Dieses Video ist zwar schön und gut, spiegelt aber nicht die Situation in einem PC wieder. In einem PC gibt es nicht nur einen Stromkreis, sondern dutzende. Da saugt die CPU, die GPU, das Mainboard usw. Hat man jetzt auf einem Stromkreis einen kurzen, kommen zu dem dort fließenden Kurzschlusstrom ja noch der Verbrauchsstrom der restlichen Komponenten dazu. Dazu kommt noch das ein PC im Falle eines Kurzschlusses ja meist sowiso nicht weiter läuft sondern abstürzt oder sich ausschaltet - und dann ist auch das NT aus. Ein weiter Punkt ist das die Leiterbahnen auf den Platinen ebenso den hohen Strom nicht aushalten und durchbrennen - dann ist der Kurzschluss eine unterbrechung - und das lange bevor ein Kabel zu schmoren anfängt.


----------



## ebastler (19. Januar 2014)

*AW: copperHead 2.0*

Ich verstehe das Single Rail gebashe auch nicht ganz... Ich bin Hobbyelektroniker und habe schon so manche Sünde aus VDE Sicht begangen, und oft genug Kabel über ihre Limits hinaus belastet, bis da was brennt, brauchts echt viel.

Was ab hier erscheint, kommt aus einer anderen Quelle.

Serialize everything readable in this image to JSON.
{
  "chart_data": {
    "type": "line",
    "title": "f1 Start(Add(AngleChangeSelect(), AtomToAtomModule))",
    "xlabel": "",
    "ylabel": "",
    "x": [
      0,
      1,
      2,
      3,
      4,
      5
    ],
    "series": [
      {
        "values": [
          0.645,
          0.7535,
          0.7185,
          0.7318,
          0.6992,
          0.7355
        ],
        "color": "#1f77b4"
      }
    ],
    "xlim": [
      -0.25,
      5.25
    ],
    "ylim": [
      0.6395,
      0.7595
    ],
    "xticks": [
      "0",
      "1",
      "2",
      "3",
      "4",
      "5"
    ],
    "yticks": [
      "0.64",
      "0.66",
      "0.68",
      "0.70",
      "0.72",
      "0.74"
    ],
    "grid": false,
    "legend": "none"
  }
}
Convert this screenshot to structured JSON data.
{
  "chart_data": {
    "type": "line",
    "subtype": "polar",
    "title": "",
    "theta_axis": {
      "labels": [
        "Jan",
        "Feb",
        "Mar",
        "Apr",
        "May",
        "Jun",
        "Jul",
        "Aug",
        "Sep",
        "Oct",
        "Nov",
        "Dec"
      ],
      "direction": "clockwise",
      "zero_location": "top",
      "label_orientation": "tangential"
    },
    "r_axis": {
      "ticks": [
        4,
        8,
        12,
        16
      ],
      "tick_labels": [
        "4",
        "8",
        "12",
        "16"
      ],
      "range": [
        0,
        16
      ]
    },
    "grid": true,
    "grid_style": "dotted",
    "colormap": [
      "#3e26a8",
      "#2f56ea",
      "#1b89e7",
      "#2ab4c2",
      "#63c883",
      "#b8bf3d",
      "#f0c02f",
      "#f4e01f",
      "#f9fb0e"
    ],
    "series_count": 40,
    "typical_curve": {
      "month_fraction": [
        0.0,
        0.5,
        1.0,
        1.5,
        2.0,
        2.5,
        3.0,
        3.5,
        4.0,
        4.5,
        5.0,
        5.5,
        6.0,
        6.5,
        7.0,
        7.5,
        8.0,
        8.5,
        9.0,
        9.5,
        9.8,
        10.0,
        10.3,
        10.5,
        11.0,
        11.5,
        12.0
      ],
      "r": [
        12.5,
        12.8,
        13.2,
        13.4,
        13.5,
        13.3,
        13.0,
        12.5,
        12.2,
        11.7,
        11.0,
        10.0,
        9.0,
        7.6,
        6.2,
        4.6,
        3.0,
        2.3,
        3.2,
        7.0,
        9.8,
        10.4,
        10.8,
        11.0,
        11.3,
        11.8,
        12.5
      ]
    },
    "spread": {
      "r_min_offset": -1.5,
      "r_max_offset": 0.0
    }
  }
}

Wenn ich bislang etwas zum Brennen gebracht hab, dann wars die Schuld einer Hochspannungsschaltung, deren Ausgangsspannung sich irgendwo einen Weg gesucht hat, den ich nicht vorgesehen habe 

Ich bin ziemlich sicher, dass entweder die Kabel durchbrennen, Leiterbahnen durchbrennen, oder die Netzteilsicherung auslöst, ehe etwas wirklich übles passiert.
Bei einem echten Kurzschluss, und einem Netzteil, das seine 12V auch hält, ist die OCP selbst bei 100A sofort draußen. Nur bei Schrottnetzteilen, die dann erst ordentlich einbrechen, und damit eben auch den Strom tief halten, und die ne miese OCP haben, kann was zu brennen anfangen.


----------



## FeuerToifel (19. Januar 2014)

*AW: copperHead 2.0*

hu, solche folien muss ich mir auch mal machen lassen. gerade bei der bios-batterie fällt das silber dann doch auf. 
schön wäre mal ein mainboard ganz ohne unnötge beschriftung.


----------



## ebastler (19. Januar 2014)

*AW: copperHead 2.0*

Ja, das sollten die Hersteller wirklich anbieten - Boards ohne irgendwelche Beschriftungen für Casemodder und Puristen!


----------



## Viner-Cent (19. Januar 2014)

*AW: copperHead 2.0*

Machst du noch irgendwas mit den PCIe/SATA/RAM slots? Ich find das rot passt nicht so gut :/

Wenn man keine Beschriftungen haben will kann man sich das Board lackieren, ist aber schon ne heikle sache, auch mit nem kilo plastik 70 drauf


----------



## Jbfem (19. Januar 2014)

*AW: copperHead 2.0*

Ja den Ram Slot ist ja die Vollbestückung was extra wegen dem Rot auch ausgebaut wurde. Die Pcie sind fast alle belegt nur mit den sata hoffe ich das alle Kabel es abdecken  Mein Testaufbau sah es sehr gut verdeckt aus und somit ist soweit alles ok.


----------



## tobse2004 (19. Januar 2014)

*AW: copperHead 2.0*

Wundert mich eh das die Boards beschriftet werden. 
Da kann man nämlich bei der Herstellung noch bissl was einsparen.


----------



## Erik Cartman (20. Januar 2014)

*AW: copperHead 2.0*

Hehe, Ich glaub ja, dass motherboards die komplett ohne branding kommen würden sogar teurer wären
Beispiel Kondensator. Die werden ja so maschinell gefertigt, dass es bestimmt ein Umstand wäre, die Beschriftung wegzulassen


----------



## xCiRE007x (20. Januar 2014)

*AW: copperHead 2.0*

Cartman die lassen sich dann den "Mehraufwand" wenn schon denn schon ordentlich bezahlen  

@Jbfem: Schaut bisher sehr gut aus mit den kleinen Aufklebern


----------



## Dommi2011 (20. Januar 2014)

*AW: copperHead 2.0*

also die Idee mit den kleinen Aufklebern ist genial, kleine Aufkleber große Wirkung hammer was das her macht sieht super aus!


----------



## Jbfem (21. Januar 2014)

*AW: copperHead 2.0*

Danke euch allen ! Wer Interesse an den Klebern hat pls PN , dann kann ich euch eine Adresse sagen wo mann individuell alle Maße bekommt !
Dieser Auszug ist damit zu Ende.